Re: [PATCH RFC 05/12] time: Convert rtc_tm_to_time_unsafe() to rtc_tm_to_time() in rtc_hctosys()

From: Thomas Gleixner
Date: Mon Oct 27 2014 - 18:13:45 EST


On Mon, 27 Oct 2014, Thomas Gleixner wrote:

> On Mon, 27 Oct 2014, pang.xunlei wrote:
> > The kernel uses 32-bit signed value(time_t) for seconds since 1970-01-01:00:00:00, so it
> > will overflow at 2038-01-19 03:14:08 on 32-bit systems. We call this "2038 safety" issue.
>
> We really know that by now. No need to repeat that for every patch.
>
> > As part of addressing 2038 saftey for in-kernel uses, this patch creates no functional change
> > in existing users, and converts rtc_tm_to_time_unsafe() to rtc_tm_to_time() in rtc_hctosys().
>
> Please line break your changelogs properly. That's how it should look
> like:
>
> > As part of addressing 2038 saftey for in-kernel uses, this patch
> > creates no functional change in existing users, and converts
> > rtc_tm_to_time_unsafe() to rtc_tm_to_time() in rtc_hctosys().
>
> Can you spot the difference?
>
> > @@ -26,9 +26,10 @@ static int __init rtc_hctosys(void)
> > {
> > int err = -ENODEV;
> > struct rtc_time tm;
> > - struct timespec tv = {
> > + struct timespec64 tv = {
> > .tv_nsec = NSEC_PER_SEC >> 1,
> > };
> > + struct timespec ts32;
>
> So this is exactly why I dislike this whole flag day conversion
> thing.

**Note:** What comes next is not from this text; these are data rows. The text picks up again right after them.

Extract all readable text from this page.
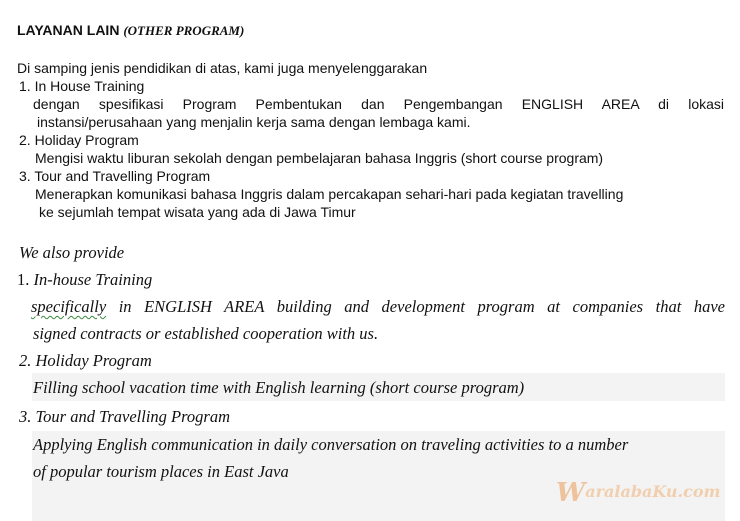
LAYANAN LAIN (OTHER PROGRAM)
Di samping jenis pendidikan di atas, kami juga menyelenggarakan
1. In House Training
dengan spesifikasi Program Pembentukan dan Pengembangan ENGLISH AREA di lokasi
instansi/perusahaan yang menjalin kerja sama dengan lembaga kami.
2. Holiday Program
Mengisi waktu liburan sekolah dengan pembelajaran bahasa Inggris (short course program)
3. Tour and Travelling Program
Menerapkan komunikasi bahasa Inggris dalam percakapan sehari-hari pada kegiatan travelling
ke sejumlah tempat wisata yang ada di Jawa Timur
We also provide
1. In-house Training
specifically in ENGLISH AREA building and development program at companies that have
signed contracts or established cooperation with us.
2. Holiday Program
Filling school vacation time with English learning (short course program)
3. Tour and Travelling Program
Applying English communication in daily conversation on traveling activities to a number
of popular tourism places in East Java
WaralabaKu.com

If you add
>
> rtc_tm_to_time64()
> do_settimeofday64()
>
> in the first place, you can convert the whole function in one go
> without introducing intermediate variables which then need to be
> undone later again.

Aside of that ts32 is a complete misnomer because on 64 bit struct
timespec already has a 64bit seconds representation.